Until they come up with Pro-Celebrity Pin the Tail on the Donkey this must be the most pointless, witless, and dreary show ever invented. The thought that someone sat down and invented it, and a commissioning editor agreed to pay for it, is grotesque. The fact that it is on BBC1 is bizarre. You will not be surprised to learn that it is presented by Dale Winton.


I agree completely that to justify the licence fee the BBC must be populist as well as popular, light-hearted as well as earnest, trivial as well as complex. You couldn’t put a programme about medieval life on Shetland, or the early Fellini, in that slot. But surely there can be good rubbish, lively rubbish, inventive rubbish, and not this demeaning nonsense.

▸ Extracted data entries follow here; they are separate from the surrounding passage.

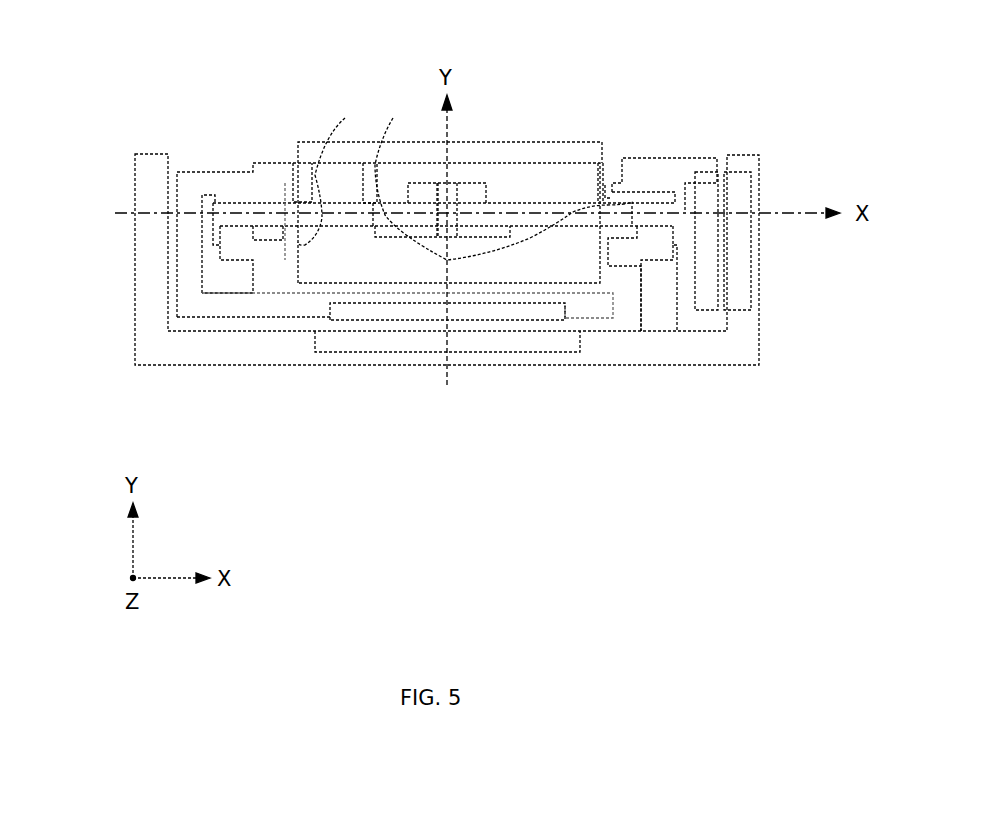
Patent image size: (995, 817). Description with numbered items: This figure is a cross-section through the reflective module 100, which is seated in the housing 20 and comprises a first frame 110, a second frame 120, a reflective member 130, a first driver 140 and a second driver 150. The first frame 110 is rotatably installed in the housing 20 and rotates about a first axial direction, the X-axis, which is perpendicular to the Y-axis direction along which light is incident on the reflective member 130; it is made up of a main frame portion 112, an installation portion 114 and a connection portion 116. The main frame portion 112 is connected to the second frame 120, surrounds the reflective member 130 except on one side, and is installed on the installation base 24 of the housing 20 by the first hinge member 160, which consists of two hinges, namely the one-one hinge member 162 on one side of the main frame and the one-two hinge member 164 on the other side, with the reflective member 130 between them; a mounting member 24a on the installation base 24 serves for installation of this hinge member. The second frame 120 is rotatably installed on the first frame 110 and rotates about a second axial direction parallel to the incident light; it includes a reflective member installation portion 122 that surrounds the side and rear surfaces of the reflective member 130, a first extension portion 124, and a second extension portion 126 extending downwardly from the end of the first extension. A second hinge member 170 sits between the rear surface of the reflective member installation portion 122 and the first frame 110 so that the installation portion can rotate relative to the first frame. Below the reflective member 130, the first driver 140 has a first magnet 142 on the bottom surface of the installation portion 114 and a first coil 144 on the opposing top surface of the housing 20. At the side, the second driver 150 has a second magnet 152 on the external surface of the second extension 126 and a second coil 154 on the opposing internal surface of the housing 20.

The housing 20 is at (703, 350).
The installation base 24 is at (647, 302).
The mounting member 24a is at (657, 245).
The reflective module 100 is at (706, 138).
The first frame 110 is at (70, 130).
The main frame portion 112 is at (293, 212).
The installation portion 114 is at (263, 305).
The connection portion 116 is at (185, 232).
The second frame 120 is at (697, 78).
The reflective member installation portion 122 is at (467, 177).
The first extension portion 124 is at (657, 168).
The second extension portion 126 is at (677, 180).
The reflective member 130 is at (485, 148).
The first driver 140 is at (437, 408).
The first magnet 142 is at (340, 307).
The first coil 144 is at (422, 340).
The second driver 150 is at (826, 140).
The second magnet 152 is at (708, 185).
The second coil 154 is at (740, 188).
The first hinge member 160 is at (412, 82).
The 1-1 hinge member 162 is at (498, 174).
The 1-2 hinge member 164 is at (329, 167).
The second hinge member 170 is at (437, 192).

What the BBC still does supremely well is the lavish, full-scale documentary series. The American Future: A History (BBC2, Friday) is presented in four parts by the historian Simon Schama, whose appearance I once compared to Mr Potato Head. Now the old spud has grown rather wrinkly, and you half expect to see little green sprouty things sticking out from his scalp. He was in solemn, even gloomy mood. ‘America has run out of infinity,’ he said, meaning that the sense of endless plenitude that founded the nation and made it great was now at an end. The good times are about to stop rolling.

Specifically there is no more water. This was illustrated with pictures of the empty lakes and the Colorado River, which irrigates much of the West, far below its normal level. The scale of the problem was brought home vividly by the farmer’s wife who had been suffering from a drought for several years. ‘It seems it quit raining on us,’ she said, with stoical regret.

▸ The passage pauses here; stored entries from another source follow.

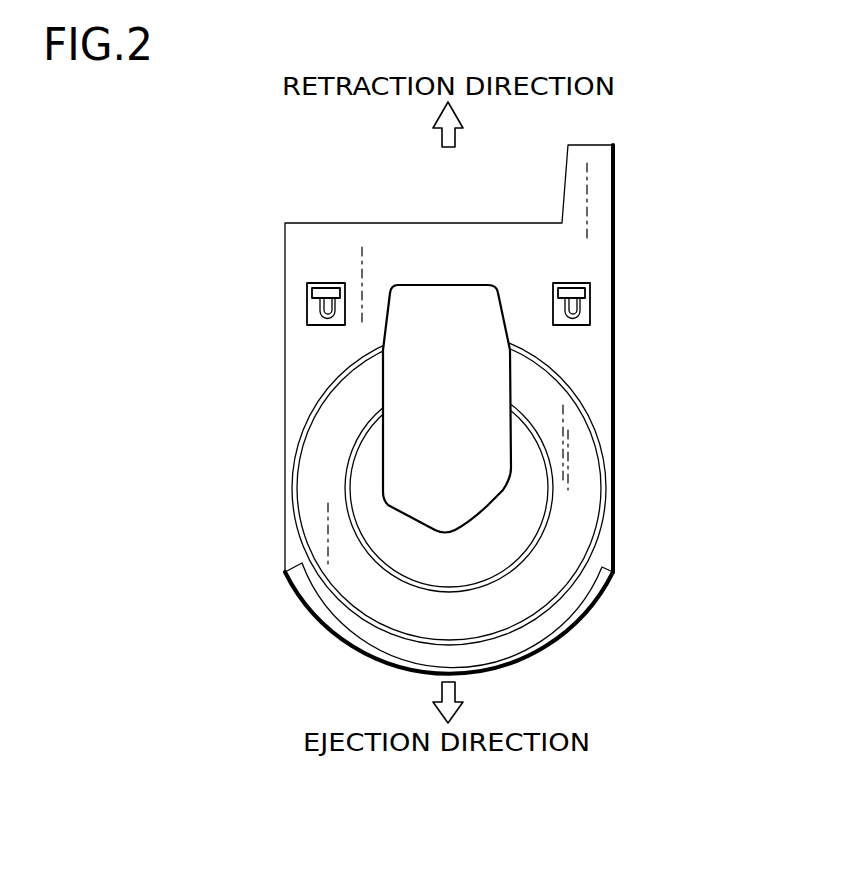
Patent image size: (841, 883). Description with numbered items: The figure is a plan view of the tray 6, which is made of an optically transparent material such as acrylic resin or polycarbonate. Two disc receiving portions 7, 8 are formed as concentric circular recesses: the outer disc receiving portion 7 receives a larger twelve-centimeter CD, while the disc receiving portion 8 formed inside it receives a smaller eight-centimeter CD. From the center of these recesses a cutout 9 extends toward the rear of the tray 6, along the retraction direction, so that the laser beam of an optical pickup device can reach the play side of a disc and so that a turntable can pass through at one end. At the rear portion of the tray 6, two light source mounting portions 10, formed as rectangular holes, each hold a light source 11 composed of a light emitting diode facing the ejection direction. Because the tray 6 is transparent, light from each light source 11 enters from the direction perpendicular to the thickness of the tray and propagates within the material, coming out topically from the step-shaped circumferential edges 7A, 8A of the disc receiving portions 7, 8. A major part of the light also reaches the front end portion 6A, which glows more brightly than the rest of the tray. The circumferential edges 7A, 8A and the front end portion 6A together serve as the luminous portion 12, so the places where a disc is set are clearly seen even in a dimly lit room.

The tray 6 is at (232, 524).
The front end portion 6A is at (513, 658).
The disc receiving portion 7 is at (583, 485).
The circumferential edge 7A is at (333, 387).
The disc receiving portion 8 is at (512, 540).
The circumferential edge 8A is at (366, 425).
The cutout 9 is at (450, 303).
The light source mounting portion 10 is at (307, 293).
The light source 11 is at (320, 310).
The luminous portion 12 is at (481, 520).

Sometimes the choice of material seemed unbalanced. We had a lot of library film of the 1930s’ Dust Bowl and Okies driving west in jalopies. But they recovered from that, didn’t they? Your point is? Meanwhile we were told that Las Vegas was leading the way for the world in water conservation, illustrated by a shot of a water inspector taking a picture of somebody’s water feature — and nothing else. Come on, surely there’s more going on than a crack team of civic officials armed with camera phones?

The programme is a sort of reverse Alistair Cooke’s America. That series assumed that the future of the States would be a glorious continuation of the present and past. Schama is saying that it could all finish very soon. But even he could not resist an optimistic, can-do note at the end. ‘If the resources are shot, America’s resourcefulness is not. That is one well that will never run dry!’ Let’s hope so. As recent events have shown, when America gets confused and bewildered, the whole world suffers.

John Adams (More 4, Saturday) is about America’s second president. It’s very wordy, but the words are usually good and often alarmingly apt for our times. ‘The business of Congress is to achieve nothing…if it were proposed that two and two make five, we should spend two days debating the matter then pass it in the affirmative.’ Throughout the programme Adams is near to despair at the feeble-minded blindness of his colleagues. Thank heavens, Simon Schama wasn’t around to make him even glummer.